Chris Cornell regretted not helping Layne Staley: “He needed it so bad”
Dreams are like nothing else: we cannot predict them, very few of us have the power to control them, and even then, our exertions may only be half-listened to for their strange operational wandering.
They reveal the world of otherwise repressed thoughts inside, usually with some murky symbolism or surreal landscape that requires our attention in the three or four seconds we might remember them for. For Chris Cornell, vocalist, guitarist, and lyricist for the rock bands Soundgarden and Audioslave, one particular dream sent him absolutely reeling, looking back on his past decisions frantically.
In 2008, in true naughties style, he had his own MySpace blog that was beloved by all the grunge-heads, and it was on that platform he shared a night terror with his fans.
This seminal dream allowed him to time-travel to a moment where Alice in Chains frontman Layne Staley, who passed away from a drug overdose in 2002, was still alive, sitting in a café that doubled as the lunch court of Cornell’s elementary school, and about the man. He wrote, “He looked much like he did the first time I met him. Shoulder-length hair, clean-shaven. Clear-eyed and looking about 20 years old”.
The vision allowed him to momentarily stave off his grief, noting, “I was so happy. Confused a little, but in a dream like this, I just wanted to accept the idea that there was some mistake and he was alive and well. He seemed happy and said was working on some new music project.” He woke with a feeling of serenity, as if the conversation had really happened, as if his friend was doing just fine, no time lost.
In the blog, Cornell continued his multi-faceted reflection, saying he wanted to protect Staley, to hold him in a “big hug” and assure him that it would all work out for him and assuage his sadness over not doing that in real life: “I wanted to be that person for Layne, maybe just because he needed it so bad. I wasn’t. I didn’t get up in front of the room and offer that and I still regret it. No one else did either. I don’t know why.”
This lost, meandering grief wasn’t present at the singer’s funeral, but in its place lay a red-hot grief, and Cornell admitted that he was angry, listening to the same speeches so familiar from other funerals for talented people who had lost their way, just like Layne. The drab image of the service, the pathetic fallacy opening rain clouds onto the procession of black-clad mourners, was the perfect location for the dreaming frontman’s biggest reflection yet.

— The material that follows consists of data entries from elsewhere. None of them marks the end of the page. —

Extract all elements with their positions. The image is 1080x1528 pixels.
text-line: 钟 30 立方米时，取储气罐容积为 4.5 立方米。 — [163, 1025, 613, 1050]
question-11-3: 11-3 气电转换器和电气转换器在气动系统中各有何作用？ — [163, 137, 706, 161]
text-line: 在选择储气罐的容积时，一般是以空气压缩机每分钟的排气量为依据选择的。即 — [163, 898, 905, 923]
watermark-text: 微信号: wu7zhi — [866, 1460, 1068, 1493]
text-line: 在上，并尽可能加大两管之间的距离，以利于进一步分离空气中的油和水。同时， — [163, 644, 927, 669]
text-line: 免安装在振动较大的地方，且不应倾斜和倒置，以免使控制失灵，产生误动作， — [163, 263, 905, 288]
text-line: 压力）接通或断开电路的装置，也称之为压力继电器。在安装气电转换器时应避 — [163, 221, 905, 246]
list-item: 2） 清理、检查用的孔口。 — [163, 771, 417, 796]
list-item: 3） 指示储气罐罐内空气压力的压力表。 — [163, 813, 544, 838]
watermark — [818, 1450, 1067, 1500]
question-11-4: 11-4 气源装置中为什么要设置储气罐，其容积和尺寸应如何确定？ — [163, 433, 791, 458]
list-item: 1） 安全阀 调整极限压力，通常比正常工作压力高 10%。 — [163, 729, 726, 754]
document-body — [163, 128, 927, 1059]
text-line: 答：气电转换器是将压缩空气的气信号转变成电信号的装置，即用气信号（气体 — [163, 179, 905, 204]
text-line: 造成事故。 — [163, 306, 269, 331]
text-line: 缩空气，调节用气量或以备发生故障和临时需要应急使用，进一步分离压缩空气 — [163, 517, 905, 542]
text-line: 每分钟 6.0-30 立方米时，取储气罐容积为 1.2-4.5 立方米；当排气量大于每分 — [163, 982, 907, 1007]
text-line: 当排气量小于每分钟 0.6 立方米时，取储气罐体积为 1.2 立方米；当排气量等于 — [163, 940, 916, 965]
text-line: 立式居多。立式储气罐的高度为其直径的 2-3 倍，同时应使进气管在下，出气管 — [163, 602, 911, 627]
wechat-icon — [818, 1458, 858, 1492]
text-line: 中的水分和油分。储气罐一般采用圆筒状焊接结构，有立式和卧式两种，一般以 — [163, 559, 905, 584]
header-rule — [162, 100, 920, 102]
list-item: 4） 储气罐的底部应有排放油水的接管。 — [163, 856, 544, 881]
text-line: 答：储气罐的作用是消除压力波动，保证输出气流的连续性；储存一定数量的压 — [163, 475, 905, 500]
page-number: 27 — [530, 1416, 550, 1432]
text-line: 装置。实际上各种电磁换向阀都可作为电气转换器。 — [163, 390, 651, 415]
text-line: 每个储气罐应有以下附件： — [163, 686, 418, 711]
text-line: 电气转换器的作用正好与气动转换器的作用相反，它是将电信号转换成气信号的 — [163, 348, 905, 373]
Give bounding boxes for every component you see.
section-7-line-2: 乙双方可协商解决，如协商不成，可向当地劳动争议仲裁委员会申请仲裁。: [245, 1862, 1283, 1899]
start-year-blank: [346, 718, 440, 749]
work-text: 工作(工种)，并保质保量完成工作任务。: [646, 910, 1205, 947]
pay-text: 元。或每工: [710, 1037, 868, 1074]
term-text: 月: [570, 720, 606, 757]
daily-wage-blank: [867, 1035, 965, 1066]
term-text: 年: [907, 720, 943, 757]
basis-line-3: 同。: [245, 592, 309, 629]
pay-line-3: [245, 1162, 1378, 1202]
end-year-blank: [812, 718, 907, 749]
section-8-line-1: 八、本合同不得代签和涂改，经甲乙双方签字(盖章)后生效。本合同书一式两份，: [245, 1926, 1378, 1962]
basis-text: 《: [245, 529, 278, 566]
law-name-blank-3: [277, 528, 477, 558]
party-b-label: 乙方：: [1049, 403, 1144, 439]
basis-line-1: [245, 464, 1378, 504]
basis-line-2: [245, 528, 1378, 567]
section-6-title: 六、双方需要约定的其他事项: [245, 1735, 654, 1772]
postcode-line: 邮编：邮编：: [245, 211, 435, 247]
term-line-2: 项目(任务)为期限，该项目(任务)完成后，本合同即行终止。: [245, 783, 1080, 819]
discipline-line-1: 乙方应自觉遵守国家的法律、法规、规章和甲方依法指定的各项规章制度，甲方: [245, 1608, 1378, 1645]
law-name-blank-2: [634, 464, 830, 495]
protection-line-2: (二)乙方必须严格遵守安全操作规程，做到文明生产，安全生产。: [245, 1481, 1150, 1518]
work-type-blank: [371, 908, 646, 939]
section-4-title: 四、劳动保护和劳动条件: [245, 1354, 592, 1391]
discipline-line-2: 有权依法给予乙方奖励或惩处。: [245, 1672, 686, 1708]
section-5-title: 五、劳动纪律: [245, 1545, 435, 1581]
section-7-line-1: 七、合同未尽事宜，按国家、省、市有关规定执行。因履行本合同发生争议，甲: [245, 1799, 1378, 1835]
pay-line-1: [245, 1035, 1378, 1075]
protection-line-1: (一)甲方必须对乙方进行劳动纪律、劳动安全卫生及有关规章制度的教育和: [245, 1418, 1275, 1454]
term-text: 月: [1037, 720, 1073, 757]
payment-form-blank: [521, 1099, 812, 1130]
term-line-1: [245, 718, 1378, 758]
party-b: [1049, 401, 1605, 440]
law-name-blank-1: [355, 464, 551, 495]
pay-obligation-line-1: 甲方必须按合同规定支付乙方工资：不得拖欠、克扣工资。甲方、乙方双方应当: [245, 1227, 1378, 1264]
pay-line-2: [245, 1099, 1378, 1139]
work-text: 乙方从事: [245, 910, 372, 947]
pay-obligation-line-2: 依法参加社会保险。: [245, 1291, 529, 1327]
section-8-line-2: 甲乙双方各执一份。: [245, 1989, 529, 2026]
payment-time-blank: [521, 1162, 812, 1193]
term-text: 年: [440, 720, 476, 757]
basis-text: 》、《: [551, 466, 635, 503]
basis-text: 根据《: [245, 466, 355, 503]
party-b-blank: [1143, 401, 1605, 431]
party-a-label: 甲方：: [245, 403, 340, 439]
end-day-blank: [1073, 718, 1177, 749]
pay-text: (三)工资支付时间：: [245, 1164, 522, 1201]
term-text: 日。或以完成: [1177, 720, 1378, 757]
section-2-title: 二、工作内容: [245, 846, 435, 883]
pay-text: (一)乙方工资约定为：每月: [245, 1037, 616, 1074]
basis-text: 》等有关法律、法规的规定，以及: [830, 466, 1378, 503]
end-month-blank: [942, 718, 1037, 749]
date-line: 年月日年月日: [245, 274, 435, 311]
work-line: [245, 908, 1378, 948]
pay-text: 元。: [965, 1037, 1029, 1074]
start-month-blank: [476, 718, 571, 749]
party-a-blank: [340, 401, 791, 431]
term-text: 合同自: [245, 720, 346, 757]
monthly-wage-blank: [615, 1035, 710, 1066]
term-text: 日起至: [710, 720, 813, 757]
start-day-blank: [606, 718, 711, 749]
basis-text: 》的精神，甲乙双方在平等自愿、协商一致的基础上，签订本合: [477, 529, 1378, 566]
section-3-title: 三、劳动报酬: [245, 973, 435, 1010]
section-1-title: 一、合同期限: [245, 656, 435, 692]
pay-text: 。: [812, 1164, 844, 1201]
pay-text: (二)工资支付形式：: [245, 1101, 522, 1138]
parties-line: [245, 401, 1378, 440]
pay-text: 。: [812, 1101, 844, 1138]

“Maybe I was just mad at myself because he was dead, and one time I had a chance to pick him up, dust him off, and let him know that there was a person who cared about how much pain he was in, and I didn’t do it,” Cornell wrote, “If I ever run into him in a dream again, I hope I remember to apologise.”
Perhaps he has had this chance in the afterlife; I can see them, hugging it out after all this time, speaking freely, brothers at last.